O próprio Padre Zé saia esmolando em favor de seus pobres pelas ruas da cidade. Vi muito o nosso padre, numa cadeira de rodas, com uma varinha a cutucar quem quer que passasse pela rua, em busca de donativos. Tinha como pontos de sua vida de pedinte as frentes do Plaza, Municipal e do Rex. Ou a calçada do Paraiba Hotel. Sabe mais o que ele fazia? À noite, chegou muitas vezes a ir à Maciel Pinheiro, onde pontificavam os cabarés da época, pedindo esmolas. Não lhe interessava onde, o importante era garantir a manutenção de sua obra.

Votando ao relato de Antônio Ivo, estava ele num desses revezamentos de faxina quando a moça do Miramar, sua namorada, entrou no albergue, acompanhada da mãe. Foram levar donativos. Não deu tempo de Ivo se esconder. Olhares inquietantes foram trocados, sem palavra.

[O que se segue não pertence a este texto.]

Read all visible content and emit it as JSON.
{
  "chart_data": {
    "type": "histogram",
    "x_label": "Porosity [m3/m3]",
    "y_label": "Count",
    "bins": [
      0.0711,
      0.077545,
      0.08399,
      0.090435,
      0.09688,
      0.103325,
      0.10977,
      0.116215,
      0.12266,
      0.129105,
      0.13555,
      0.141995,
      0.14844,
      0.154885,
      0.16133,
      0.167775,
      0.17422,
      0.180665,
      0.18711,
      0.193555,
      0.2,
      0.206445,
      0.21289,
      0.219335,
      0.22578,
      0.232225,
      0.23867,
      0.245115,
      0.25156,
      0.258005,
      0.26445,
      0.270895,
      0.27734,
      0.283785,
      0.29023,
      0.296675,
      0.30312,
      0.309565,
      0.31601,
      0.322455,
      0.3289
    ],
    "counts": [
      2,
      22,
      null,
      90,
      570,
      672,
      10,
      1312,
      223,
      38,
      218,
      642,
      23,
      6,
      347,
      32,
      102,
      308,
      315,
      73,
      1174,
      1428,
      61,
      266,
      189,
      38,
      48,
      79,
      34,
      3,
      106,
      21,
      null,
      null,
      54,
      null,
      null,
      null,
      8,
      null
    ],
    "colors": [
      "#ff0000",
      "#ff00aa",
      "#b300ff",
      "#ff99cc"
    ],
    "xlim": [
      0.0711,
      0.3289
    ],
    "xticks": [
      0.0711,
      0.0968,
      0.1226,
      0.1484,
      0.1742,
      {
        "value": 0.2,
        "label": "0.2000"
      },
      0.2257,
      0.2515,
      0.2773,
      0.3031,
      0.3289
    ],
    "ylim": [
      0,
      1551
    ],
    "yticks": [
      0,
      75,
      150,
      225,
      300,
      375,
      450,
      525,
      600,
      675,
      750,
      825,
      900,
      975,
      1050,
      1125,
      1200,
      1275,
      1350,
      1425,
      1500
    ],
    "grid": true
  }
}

À noite, mesmo assim, Antônio Ivo arrumou-se todo e foi procurar pela namorada, no portão da casa dela, como sempre fazia. Bateu e foi atendido… pela empregada. Ela conduzia um pacotinho que foi entregue silenciosamente ao apreensivo namorado. O embrulho continha cartas, bilhetes e fotografias, em inconfundível ato de devolução, como era praxe ao findar os namoros de então. Ele ainda pediu para falar com a moça, no que não foi atendido. Restou-lhe ir embora. Estava tudo acabado.

Mas, no Instituto Padre Zé, dos interioranos pobres que ali residiam, muitos acabavam conquistando o sucesso. Como foi o caso de Antônio Ivo, que, pouco tempo depois do episódio que lhe marcou a juventude e a vida adulta, viu-se aprovado no vestibular de Medicina da prestigiada Universidade Federal da Paraíba, praticamente garantindo vida futura bem melhor do que aquela em que vivia.

Para concluir esse episódio da vida de Ivo, ele, como de praxe, raspou a cabelo, nos trotes da época, meteu um boné verde na cabeça, que caracterizava os aprovados em Medicina, e, foi assim que, de boné, no Ponto de Cem Réis, caminhando em direção ao Instituto, viu-se frente a frente com a ex-namorada. Foi um susto! Ela esboçou um sorriso e fez menção de abraçá-lo, ou, ao menos, cumprimentá-lo. Mesmo ainda gostando da moça, Antônio Ivo evitou o encontro, para nunca mais vê-la.

Foi o personagem de nossa crônica, depois médico, deputado e prefeito de Santa Luzia, um dos beneficiados pela suprema boa vontade de um homem insuperável, na vida pessoense, no desejo de fazer bem aos outros. Um homem chamado Padre Zé Coutinho, merecedor, todos os dias, de todas as homenagens que puderem ser feitas, em João Pessoa, pelos tempos afora.

Falar nisso: já existe algum movimento católico visando a beatificação de Padre Zé? Pergunto, por absoluta ignorância.